Bientôt la fin de la sécurité sociale étudiante ?


Plus de 70 sénateurs ont déposé une proposition de loi qui vise à supprimer les mutuelles étudiantes, mettant fin à une gestion critiquée depuis de nombreuses années par les associations d'étudiants. Les étudiants seraient alors rattachés au régime de leurs parents durant leurs études.    

carte vitale

« Les étudiants veulent une vraie sécurité sociale ! ». Les associations d’étudiants, dont la plus connue, la Fédération des associations générales étudiantes (FAGE), ont-elles été entendues ? Plusieurs sénateurs ont déposé une proposition de loi tendant à réformer le système de sécurité sociale des étudiants, dont l’examen en commission des Affaires sociales du Sénat s’est déroulé le 12 novembre 2014.

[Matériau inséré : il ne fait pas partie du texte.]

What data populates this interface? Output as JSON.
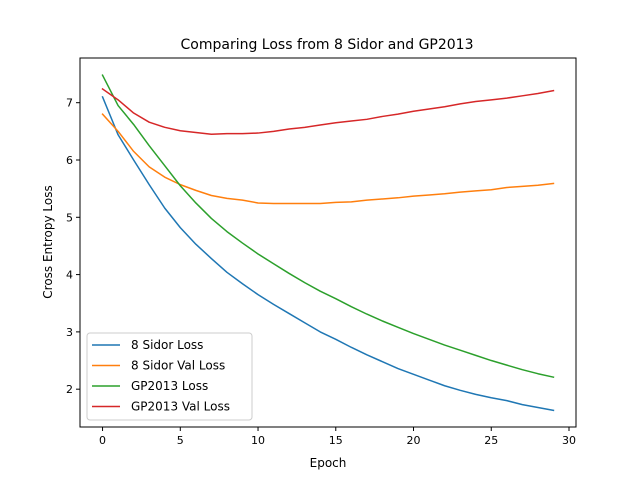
{
  "chart_data": {
    "type": "line",
    "title": "Comparing Loss from 8 Sidor and GP2013",
    "xlabel": "Epoch",
    "ylabel": "Cross Entropy Loss",
    "xlim": [
      -1.45,
      30.45
    ],
    "ylim": [
      1.34,
      7.78
    ],
    "xticks": [
      0,
      5,
      10,
      15,
      20,
      25,
      30
    ],
    "yticks": [
      2,
      3,
      4,
      5,
      6,
      7
    ],
    "grid": false,
    "legend_position": "lower-left",
    "x": [
      0,
      1,
      2,
      3,
      4,
      5,
      6,
      7,
      8,
      9,
      10,
      11,
      12,
      13,
      14,
      15,
      16,
      17,
      18,
      19,
      20,
      21,
      22,
      23,
      24,
      25,
      26,
      27,
      28,
      29
    ],
    "series": [
      {
        "name": "8 Sidor Loss",
        "color": "#1f77b4",
        "values": [
          7.1,
          6.44,
          6.0,
          5.57,
          5.16,
          4.82,
          4.53,
          4.28,
          4.04,
          3.84,
          3.65,
          3.48,
          3.32,
          3.16,
          3.0,
          2.87,
          2.73,
          2.6,
          2.48,
          2.36,
          2.26,
          2.16,
          2.06,
          1.98,
          1.91,
          1.85,
          1.8,
          1.73,
          1.68,
          1.63
        ]
      },
      {
        "name": "8 Sidor Val Loss",
        "color": "#ff7f0e",
        "values": [
          6.8,
          6.5,
          6.15,
          5.88,
          5.7,
          5.57,
          5.47,
          5.38,
          5.33,
          5.3,
          5.25,
          5.24,
          5.24,
          5.24,
          5.24,
          5.26,
          5.27,
          5.3,
          5.32,
          5.34,
          5.37,
          5.39,
          5.41,
          5.44,
          5.46,
          5.48,
          5.52,
          5.54,
          5.56,
          5.59
        ]
      },
      {
        "name": "GP2013 Loss",
        "color": "#2ca02c",
        "values": [
          7.48,
          6.95,
          6.62,
          6.25,
          5.9,
          5.55,
          5.25,
          4.98,
          4.75,
          4.55,
          4.36,
          4.19,
          4.02,
          3.86,
          3.71,
          3.58,
          3.44,
          3.31,
          3.19,
          3.08,
          2.97,
          2.87,
          2.77,
          2.68,
          2.59,
          2.5,
          2.42,
          2.34,
          2.27,
          2.21
        ]
      },
      {
        "name": "GP2013 Val Loss",
        "color": "#d62728",
        "values": [
          7.24,
          7.05,
          6.82,
          6.66,
          6.57,
          6.51,
          6.48,
          6.45,
          6.46,
          6.46,
          6.47,
          6.5,
          6.54,
          6.57,
          6.61,
          6.65,
          6.68,
          6.71,
          6.76,
          6.8,
          6.85,
          6.89,
          6.93,
          6.98,
          7.02,
          7.05,
          7.08,
          7.12,
          7.16,
          7.21
        ]
      }
    ]
  }
}
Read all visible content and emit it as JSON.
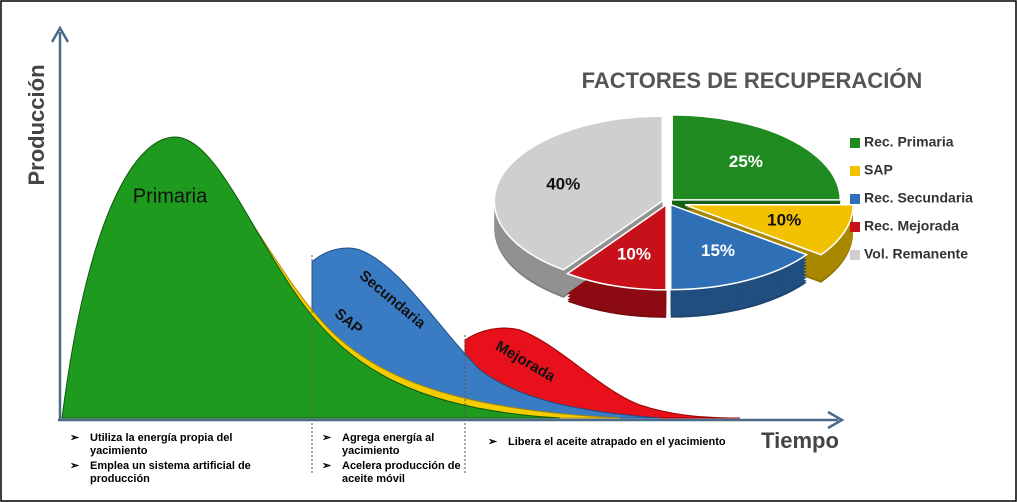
{
  "diagram": {
    "y_axis_label": "Producción",
    "x_axis_label": "Tiempo",
    "regions": [
      "Primaria",
      "SAP",
      "Secundaria",
      "Mejorada"
    ],
    "notes": [
      [
        "Utiliza la energía propia del yacimiento",
        "Emplea un sistema artificial de producción"
      ],
      [
        "Agrega energía al yacimiento",
        "Acelera producción de aceite móvil"
      ],
      [
        "Libera el aceite atrapado en el yacimiento"
      ]
    ]
  },
  "chart_data": {
    "type": "pie",
    "title": "FACTORES DE RECUPERACIÓN",
    "categories": [
      "Rec. Primaria",
      "SAP",
      "Rec. Secundaria",
      "Rec. Mejorada",
      "Vol. Remanente"
    ],
    "values": [
      25,
      10,
      15,
      10,
      40
    ],
    "value_labels": [
      "25%",
      "10%",
      "15%",
      "10%",
      "40%"
    ],
    "colors": [
      "#1f8a1f",
      "#f2c200",
      "#2e6fb5",
      "#c8101a",
      "#cfcfcf"
    ],
    "legend": "right"
  }
}
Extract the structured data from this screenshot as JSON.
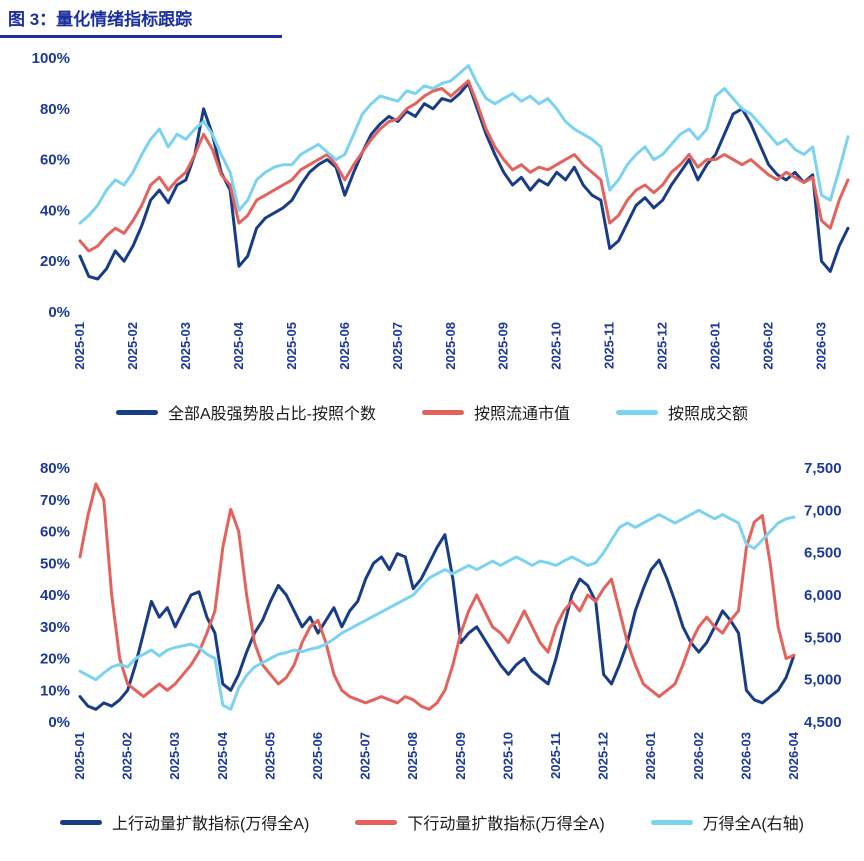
{
  "page": {
    "title": "图 3：量化情绪指标跟踪"
  },
  "colors": {
    "navy": "#183C85",
    "red": "#E4625C",
    "sky": "#7CD3F0",
    "axis_text": "#1C3998",
    "title": "#1B2F9E",
    "legend_text": "#1A1A1A"
  },
  "chart_data": [
    {
      "type": "line",
      "title": "",
      "x_ticks": [
        "2025-01",
        "2025-02",
        "2025-03",
        "2025-04",
        "2025-05",
        "2025-06",
        "2025-07",
        "2025-08",
        "2025-09",
        "2025-10",
        "2025-11",
        "2025-12",
        "2026-01",
        "2026-02",
        "2026-03"
      ],
      "x_domain": 14.5,
      "grid": false,
      "legend_position": "bottom",
      "y_left": {
        "labels": [
          "0%",
          "20%",
          "40%",
          "60%",
          "80%",
          "100%"
        ],
        "range": [
          0,
          100
        ]
      },
      "series": [
        {
          "name": "全部A股强势股占比-按照个数",
          "color_key": "navy",
          "axis": "left",
          "values": [
            22,
            14,
            13,
            17,
            24,
            20,
            26,
            34,
            44,
            48,
            43,
            50,
            52,
            62,
            80,
            70,
            55,
            48,
            18,
            22,
            33,
            37,
            39,
            41,
            44,
            50,
            55,
            58,
            60,
            57,
            46,
            55,
            63,
            70,
            74,
            77,
            75,
            79,
            77,
            82,
            80,
            84,
            83,
            86,
            90,
            80,
            70,
            62,
            55,
            50,
            53,
            48,
            52,
            50,
            55,
            52,
            57,
            50,
            46,
            44,
            25,
            28,
            35,
            42,
            45,
            41,
            44,
            50,
            55,
            60,
            52,
            58,
            62,
            70,
            78,
            80,
            74,
            66,
            58,
            54,
            52,
            55,
            51,
            54,
            20,
            16,
            26,
            33
          ]
        },
        {
          "name": "按照流通市值",
          "color_key": "red",
          "axis": "left",
          "values": [
            28,
            24,
            26,
            30,
            33,
            31,
            36,
            42,
            50,
            53,
            48,
            52,
            55,
            62,
            70,
            64,
            54,
            50,
            35,
            38,
            44,
            46,
            48,
            50,
            52,
            56,
            58,
            60,
            62,
            58,
            52,
            58,
            63,
            68,
            72,
            75,
            76,
            80,
            82,
            85,
            87,
            88,
            85,
            88,
            91,
            82,
            72,
            65,
            60,
            56,
            58,
            55,
            57,
            56,
            58,
            60,
            62,
            58,
            55,
            52,
            35,
            38,
            44,
            48,
            50,
            47,
            50,
            55,
            58,
            62,
            57,
            60,
            60,
            62,
            60,
            58,
            60,
            57,
            54,
            52,
            55,
            53,
            51,
            53,
            36,
            33,
            44,
            52
          ]
        },
        {
          "name": "按照成交额",
          "color_key": "sky",
          "axis": "left",
          "values": [
            35,
            38,
            42,
            48,
            52,
            50,
            55,
            62,
            68,
            72,
            65,
            70,
            68,
            72,
            75,
            70,
            62,
            55,
            40,
            44,
            52,
            55,
            57,
            58,
            58,
            62,
            64,
            66,
            63,
            60,
            62,
            70,
            78,
            82,
            85,
            84,
            83,
            87,
            86,
            89,
            88,
            90,
            91,
            94,
            97,
            90,
            84,
            82,
            84,
            86,
            83,
            85,
            82,
            84,
            80,
            75,
            72,
            70,
            68,
            65,
            48,
            52,
            58,
            62,
            65,
            60,
            62,
            66,
            70,
            72,
            68,
            72,
            85,
            88,
            84,
            80,
            78,
            74,
            70,
            66,
            68,
            64,
            62,
            65,
            46,
            44,
            56,
            69
          ]
        }
      ]
    },
    {
      "type": "line",
      "title": "",
      "x_ticks": [
        "2025-01",
        "2025-02",
        "2025-03",
        "2025-04",
        "2025-05",
        "2025-06",
        "2025-07",
        "2025-08",
        "2025-09",
        "2025-10",
        "2025-11",
        "2025-12",
        "2026-01",
        "2026-02",
        "2026-03",
        "2026-04"
      ],
      "x_domain": 15,
      "grid": false,
      "legend_position": "bottom",
      "y_left": {
        "labels": [
          "0%",
          "10%",
          "20%",
          "30%",
          "40%",
          "50%",
          "60%",
          "70%",
          "80%"
        ],
        "range": [
          0,
          80
        ]
      },
      "y_right": {
        "labels": [
          "4,500",
          "5,000",
          "5,500",
          "6,000",
          "6,500",
          "7,000",
          "7,500"
        ],
        "range": [
          4500,
          7500
        ]
      },
      "series": [
        {
          "name": "上行动量扩散指标(万得全A)",
          "color_key": "navy",
          "axis": "left",
          "values": [
            8,
            5,
            4,
            6,
            5,
            7,
            10,
            18,
            28,
            38,
            33,
            36,
            30,
            35,
            40,
            41,
            33,
            28,
            12,
            10,
            15,
            22,
            28,
            32,
            38,
            43,
            40,
            35,
            30,
            33,
            28,
            32,
            36,
            30,
            35,
            38,
            45,
            50,
            52,
            48,
            53,
            52,
            42,
            45,
            50,
            55,
            59,
            45,
            25,
            28,
            30,
            26,
            22,
            18,
            15,
            18,
            20,
            16,
            14,
            12,
            20,
            30,
            40,
            45,
            43,
            38,
            15,
            12,
            18,
            25,
            35,
            42,
            48,
            51,
            45,
            38,
            30,
            25,
            22,
            25,
            30,
            35,
            32,
            28,
            10,
            7,
            6,
            8,
            10,
            14,
            21
          ]
        },
        {
          "name": "下行动量扩散指标(万得全A)",
          "color_key": "red",
          "axis": "left",
          "values": [
            52,
            65,
            75,
            70,
            40,
            20,
            12,
            10,
            8,
            10,
            12,
            10,
            12,
            15,
            18,
            22,
            28,
            35,
            55,
            67,
            60,
            40,
            25,
            18,
            15,
            12,
            14,
            18,
            25,
            30,
            32,
            25,
            15,
            10,
            8,
            7,
            6,
            7,
            8,
            7,
            6,
            8,
            7,
            5,
            4,
            6,
            10,
            18,
            28,
            35,
            40,
            35,
            30,
            28,
            25,
            30,
            35,
            30,
            25,
            22,
            30,
            35,
            38,
            35,
            40,
            38,
            42,
            45,
            35,
            25,
            18,
            12,
            10,
            8,
            10,
            12,
            18,
            25,
            30,
            33,
            30,
            28,
            32,
            35,
            55,
            63,
            65,
            50,
            30,
            20,
            21
          ]
        },
        {
          "name": "万得全A(右轴)",
          "color_key": "sky",
          "axis": "right",
          "values": [
            5100,
            5050,
            5000,
            5080,
            5150,
            5180,
            5150,
            5250,
            5300,
            5350,
            5280,
            5350,
            5380,
            5400,
            5420,
            5380,
            5300,
            5250,
            4700,
            4650,
            4900,
            5050,
            5150,
            5200,
            5250,
            5300,
            5320,
            5350,
            5330,
            5360,
            5380,
            5420,
            5480,
            5550,
            5600,
            5650,
            5700,
            5750,
            5800,
            5850,
            5900,
            5950,
            6000,
            6100,
            6200,
            6250,
            6300,
            6250,
            6300,
            6350,
            6300,
            6350,
            6400,
            6350,
            6400,
            6450,
            6400,
            6350,
            6400,
            6380,
            6350,
            6400,
            6450,
            6400,
            6350,
            6380,
            6500,
            6650,
            6800,
            6850,
            6800,
            6850,
            6900,
            6950,
            6900,
            6850,
            6900,
            6950,
            7000,
            6950,
            6900,
            6950,
            6900,
            6850,
            6600,
            6550,
            6650,
            6750,
            6850,
            6900,
            6920
          ]
        }
      ]
    }
  ]
}
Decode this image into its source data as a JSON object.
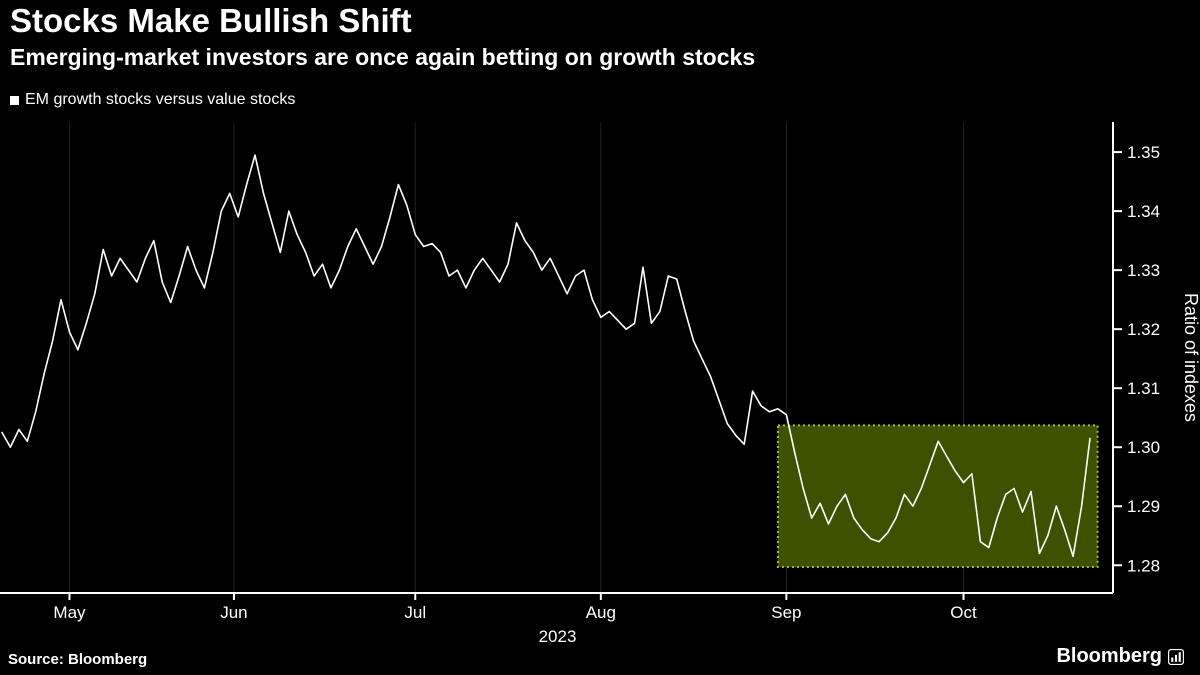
{
  "footer": {
    "source": "Source: Bloomberg",
    "brand": "Bloomberg"
  },
  "chart_data": {
    "type": "line",
    "title": "Stocks Make Bullish Shift",
    "subtitle": "Emerging-market investors are once again betting on growth stocks",
    "legend": {
      "label": "EM growth stocks versus value stocks",
      "swatch_color": "#ffffff"
    },
    "ylabel": "Ratio of indexes",
    "x_year": "2023",
    "ylim": [
      1.2753,
      1.3551
    ],
    "yticks": [
      1.28,
      1.29,
      1.3,
      1.31,
      1.32,
      1.33,
      1.34,
      1.35
    ],
    "x_ticks": [
      {
        "label": "May",
        "index": 8
      },
      {
        "label": "Jun",
        "index": 27.5
      },
      {
        "label": "Jul",
        "index": 49
      },
      {
        "label": "Aug",
        "index": 71
      },
      {
        "label": "Sep",
        "index": 93
      },
      {
        "label": "Oct",
        "index": 114
      }
    ],
    "series": [
      {
        "name": "EM growth stocks versus value stocks",
        "values": [
          1.3025,
          1.3,
          1.303,
          1.301,
          1.306,
          1.3125,
          1.318,
          1.325,
          1.3195,
          1.3165,
          1.321,
          1.326,
          1.3335,
          1.329,
          1.332,
          1.33,
          1.328,
          1.332,
          1.335,
          1.328,
          1.3245,
          1.329,
          1.334,
          1.33,
          1.327,
          1.333,
          1.34,
          1.343,
          1.339,
          1.3445,
          1.3495,
          1.343,
          1.338,
          1.333,
          1.34,
          1.336,
          1.333,
          1.329,
          1.331,
          1.327,
          1.33,
          1.334,
          1.337,
          1.334,
          1.331,
          1.334,
          1.339,
          1.3445,
          1.341,
          1.336,
          1.334,
          1.3345,
          1.333,
          1.329,
          1.33,
          1.327,
          1.33,
          1.332,
          1.33,
          1.328,
          1.331,
          1.338,
          1.335,
          1.333,
          1.33,
          1.332,
          1.329,
          1.326,
          1.329,
          1.33,
          1.325,
          1.322,
          1.323,
          1.3215,
          1.32,
          1.321,
          1.3305,
          1.321,
          1.323,
          1.329,
          1.3285,
          1.323,
          1.318,
          1.315,
          1.312,
          1.308,
          1.304,
          1.302,
          1.3005,
          1.3095,
          1.307,
          1.306,
          1.3065,
          1.3055,
          1.299,
          1.293,
          1.288,
          1.2905,
          1.287,
          1.29,
          1.292,
          1.288,
          1.286,
          1.2845,
          1.284,
          1.2855,
          1.288,
          1.292,
          1.29,
          1.293,
          1.297,
          1.301,
          1.2985,
          1.296,
          1.294,
          1.2955,
          1.284,
          1.283,
          1.288,
          1.292,
          1.293,
          1.289,
          1.2925,
          1.282,
          1.285,
          1.29,
          1.286,
          1.2815,
          1.29,
          1.3015
        ]
      }
    ],
    "highlight": {
      "start_index": 92,
      "end_index": 129.9,
      "y_min": 1.2797,
      "y_max": 1.3037,
      "fill": "#3d5200",
      "border": "#a6c414"
    },
    "colors": {
      "line": "#ffffff",
      "grid": "#202020",
      "axis": "#ffffff",
      "background": "#000000"
    }
  }
}
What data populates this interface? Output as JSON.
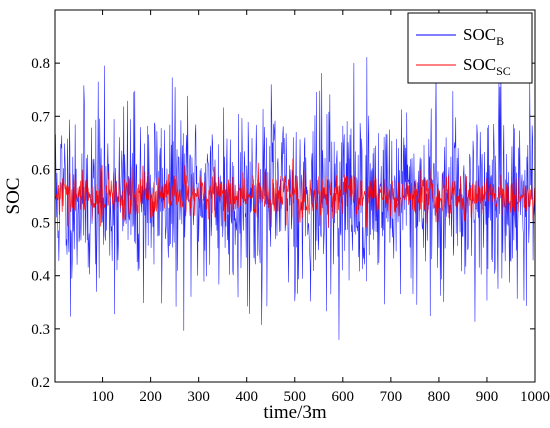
{
  "chart_data": {
    "type": "line",
    "xlabel": "time/3m",
    "ylabel": "SOC",
    "xlim": [
      1,
      1000
    ],
    "ylim": [
      0.2,
      0.9
    ],
    "xticks": [
      100,
      200,
      300,
      400,
      500,
      600,
      700,
      800,
      900,
      1000
    ],
    "yticks": [
      0.2,
      0.3,
      0.4,
      0.5,
      0.6,
      0.7,
      0.8
    ],
    "grid": false,
    "legend_position": "top-right",
    "series": [
      {
        "name": "SOC_B",
        "legend_main": "SOC",
        "legend_sub": "B",
        "color": "#0000ff",
        "mean": 0.55,
        "spread": 0.09,
        "min": 0.25,
        "max": 0.85,
        "seed": 11
      },
      {
        "name": "SOC_SC",
        "legend_main": "SOC",
        "legend_sub": "SC",
        "color": "#ff0000",
        "mean": 0.55,
        "spread": 0.022,
        "min": 0.49,
        "max": 0.62,
        "seed": 29
      }
    ]
  }
}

La proposition de loi « supprime la délégation de gestion et prévoit le maintien du rattachement des étudiants au régime de leurs parents pendant la durée de leurs études ». Autrement dit, supprime les mutuelles étudiantes. Plus précisément, les étudiants resteraient indépendants de leurs parents puisqu’ils seraient affiliés à part entière à la Sécurité sociale. « Ils versent une cotisation forfaitaire dont le montant est fixé par arrêté ministériel, après consultation des associations d’étudiants. L’exonération de cette cotisation est de droit pour les boursiers et peut être décidée à titre exceptionnel », dispose l’article 2 de la proposition de loi. Le rattachement au régime des parents prendrait fin à l’issue de la période d’études ou lorsque l’âge limite, fixé par la suite, aura été atteint.

 

La fin d’années de mauvaise gestion ?

En temps de disette pour les caisses d’assurance maladie, « ce texte génèrera des économies de gestion non négligeables », ont fait valoir les élus. Et la situation presse : après des années de mauvaise gestion budgétaire, la LMDE, principale mutuelle étudiante, a creusé un déficit conséquent. Mais pas seulement. Pointée de nombreuses fois du doigt par les associations étudiantes, la gestion des mutuelles étudiants laisse à désirer. D’après une étude publiée par la Cour des comptes en septembre 2013, 93% des appels reçus par les sécurités sociales étudiantes ne sont pas traités. Pire encore, un tiers des étudiants affiliés attendent plus de 3 mois avant de recevoir leur carte Vitale. Alors même que le montant de l’affiliation à la sécurité sociale étudiante ne cesse d’augmenter : plus 10 euros depuis 2011, soit 213 euros pour l’année universitaire 2014-2015. Une mauvaise gestion reconnue par les dépositaires du texte : « L’ensemble des travaux et des échanges menés avaient mis en évidence la nécessité d’une réforme en profondeur du système de sécurité sociale des étudiants. A la lourdeur du processus de mutation inter-régime s’ajoutent des complexités multiples, sources de dysfonctionnements qui, in fine, limitent la qualité du service rendu aux 1,7 million d’affiliés. Ce texte sera une source de simplifications et d’amélioration de la qualité du service rendu. »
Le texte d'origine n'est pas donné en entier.